Gradients vanish or explode through repeated multiplication by small or large derivatives. Use stable activations, normalization, residual paths, careful initialization, gradient clipping for explosions and architecture choices that preserve signal.

Полный разбор

In backpropagation, gradients are multiplied through many layers. If typical derivatives or Jacobian norms are much smaller than one, gradients vanish. If they are much larger than one, gradients explode. Saturating activations such as sigmoid can create near-zero derivatives, while unnormalized dot products or unstable recurrent dynamics can increase norms.

Activation choices help. ReLU avoids sigmoid saturation on the positive side, but dead ReLUs can receive zero gradient. Leaky ReLU, GELU and related activations keep smoother or nonzero gradients in more regions.

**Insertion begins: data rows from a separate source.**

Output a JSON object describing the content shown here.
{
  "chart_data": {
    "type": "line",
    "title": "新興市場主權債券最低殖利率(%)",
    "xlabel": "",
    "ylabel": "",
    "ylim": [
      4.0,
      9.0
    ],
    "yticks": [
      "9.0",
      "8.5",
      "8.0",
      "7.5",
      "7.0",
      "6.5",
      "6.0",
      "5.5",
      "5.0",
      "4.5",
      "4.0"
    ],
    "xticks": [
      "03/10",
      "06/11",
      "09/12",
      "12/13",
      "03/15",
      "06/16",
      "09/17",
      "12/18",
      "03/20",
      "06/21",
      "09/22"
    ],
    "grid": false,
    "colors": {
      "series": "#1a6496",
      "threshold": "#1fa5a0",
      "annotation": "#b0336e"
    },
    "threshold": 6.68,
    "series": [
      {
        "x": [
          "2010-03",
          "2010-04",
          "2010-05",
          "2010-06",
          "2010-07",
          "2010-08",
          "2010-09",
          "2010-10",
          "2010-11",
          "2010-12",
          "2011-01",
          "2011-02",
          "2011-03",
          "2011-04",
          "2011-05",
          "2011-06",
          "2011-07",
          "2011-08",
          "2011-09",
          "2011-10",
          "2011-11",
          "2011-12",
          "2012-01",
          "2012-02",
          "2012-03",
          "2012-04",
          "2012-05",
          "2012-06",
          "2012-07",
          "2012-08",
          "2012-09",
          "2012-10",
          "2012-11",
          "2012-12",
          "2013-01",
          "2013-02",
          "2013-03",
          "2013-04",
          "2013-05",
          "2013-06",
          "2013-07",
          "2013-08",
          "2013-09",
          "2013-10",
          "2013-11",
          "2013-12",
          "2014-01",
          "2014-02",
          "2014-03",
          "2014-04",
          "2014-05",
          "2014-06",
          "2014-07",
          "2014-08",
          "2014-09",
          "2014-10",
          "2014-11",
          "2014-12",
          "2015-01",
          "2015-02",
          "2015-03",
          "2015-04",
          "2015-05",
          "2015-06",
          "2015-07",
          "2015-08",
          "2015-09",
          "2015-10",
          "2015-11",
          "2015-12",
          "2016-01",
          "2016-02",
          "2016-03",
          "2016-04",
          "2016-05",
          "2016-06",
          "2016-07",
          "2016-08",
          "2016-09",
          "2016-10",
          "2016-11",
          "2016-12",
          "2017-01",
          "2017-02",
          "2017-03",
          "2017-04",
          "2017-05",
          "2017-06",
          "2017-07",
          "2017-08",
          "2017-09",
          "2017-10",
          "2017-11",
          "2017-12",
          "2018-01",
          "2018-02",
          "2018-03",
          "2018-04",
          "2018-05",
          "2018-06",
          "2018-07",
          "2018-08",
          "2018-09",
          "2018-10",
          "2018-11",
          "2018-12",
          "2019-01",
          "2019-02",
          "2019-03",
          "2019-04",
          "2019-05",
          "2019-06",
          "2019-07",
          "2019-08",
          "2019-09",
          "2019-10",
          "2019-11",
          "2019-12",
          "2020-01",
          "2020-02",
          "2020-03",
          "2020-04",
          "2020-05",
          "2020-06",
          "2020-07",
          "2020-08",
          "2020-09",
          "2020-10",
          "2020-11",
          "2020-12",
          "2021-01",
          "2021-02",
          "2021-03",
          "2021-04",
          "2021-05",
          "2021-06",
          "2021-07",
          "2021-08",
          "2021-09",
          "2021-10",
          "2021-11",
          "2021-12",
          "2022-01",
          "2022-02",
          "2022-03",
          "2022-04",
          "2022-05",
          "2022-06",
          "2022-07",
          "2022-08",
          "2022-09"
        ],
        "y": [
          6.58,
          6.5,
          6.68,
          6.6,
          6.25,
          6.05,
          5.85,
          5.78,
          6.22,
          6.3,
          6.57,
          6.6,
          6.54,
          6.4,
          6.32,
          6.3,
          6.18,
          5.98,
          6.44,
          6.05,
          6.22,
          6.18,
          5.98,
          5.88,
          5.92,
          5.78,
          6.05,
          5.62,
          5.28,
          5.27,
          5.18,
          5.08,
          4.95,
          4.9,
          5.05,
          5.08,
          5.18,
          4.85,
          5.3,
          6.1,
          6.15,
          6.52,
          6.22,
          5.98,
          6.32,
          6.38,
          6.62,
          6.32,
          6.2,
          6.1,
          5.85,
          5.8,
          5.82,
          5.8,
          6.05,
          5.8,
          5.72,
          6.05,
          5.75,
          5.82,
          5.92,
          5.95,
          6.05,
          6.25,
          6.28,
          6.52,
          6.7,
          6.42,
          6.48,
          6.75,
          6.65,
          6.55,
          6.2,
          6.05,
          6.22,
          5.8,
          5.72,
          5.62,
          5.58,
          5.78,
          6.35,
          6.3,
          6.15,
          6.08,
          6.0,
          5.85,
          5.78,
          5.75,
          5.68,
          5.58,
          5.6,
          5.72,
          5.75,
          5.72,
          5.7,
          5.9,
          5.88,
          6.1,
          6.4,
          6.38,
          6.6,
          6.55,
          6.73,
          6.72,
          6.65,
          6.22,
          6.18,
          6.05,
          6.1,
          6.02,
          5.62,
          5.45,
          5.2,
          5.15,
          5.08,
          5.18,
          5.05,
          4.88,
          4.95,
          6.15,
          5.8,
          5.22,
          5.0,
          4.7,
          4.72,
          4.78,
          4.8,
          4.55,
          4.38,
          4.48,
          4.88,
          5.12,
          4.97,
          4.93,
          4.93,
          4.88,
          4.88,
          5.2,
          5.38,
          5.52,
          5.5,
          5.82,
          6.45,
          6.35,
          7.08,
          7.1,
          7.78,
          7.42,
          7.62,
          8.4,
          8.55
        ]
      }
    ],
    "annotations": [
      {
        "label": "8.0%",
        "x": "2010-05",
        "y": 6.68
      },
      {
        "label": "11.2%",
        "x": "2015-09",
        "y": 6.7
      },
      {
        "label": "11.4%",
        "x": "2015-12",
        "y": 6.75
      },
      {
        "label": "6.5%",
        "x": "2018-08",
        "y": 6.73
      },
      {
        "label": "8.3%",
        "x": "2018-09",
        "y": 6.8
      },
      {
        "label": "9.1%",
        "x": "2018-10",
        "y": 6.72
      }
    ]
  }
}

Other controls matter as much: residual or skip connections give gradients shorter paths, normalization stabilizes activation distributions, Xavier or He-style initialization preserves variance early in training, and gradient clipping limits explosions. In sequence models, LSTM-style gates historically helped preserve long-term signal; Transformers rely heavily on residual paths, normalization and scaled attention.

Теория

Stable training is about keeping signal and gradient scales in useful ranges across depth.

Типичные ошибки

  • Call gradient clipping a fix for vanishing gradients.
  • Say ReLU has no gradient problems.
  • Ignore initialization and normalization.
  • Explain exploding gradients only as numeric overflow, not as unstable optimization.

Как отвечать на собеседовании

  • Separate vanishing and exploding remedies.
  • Mention residual connections as the main deep-network answer.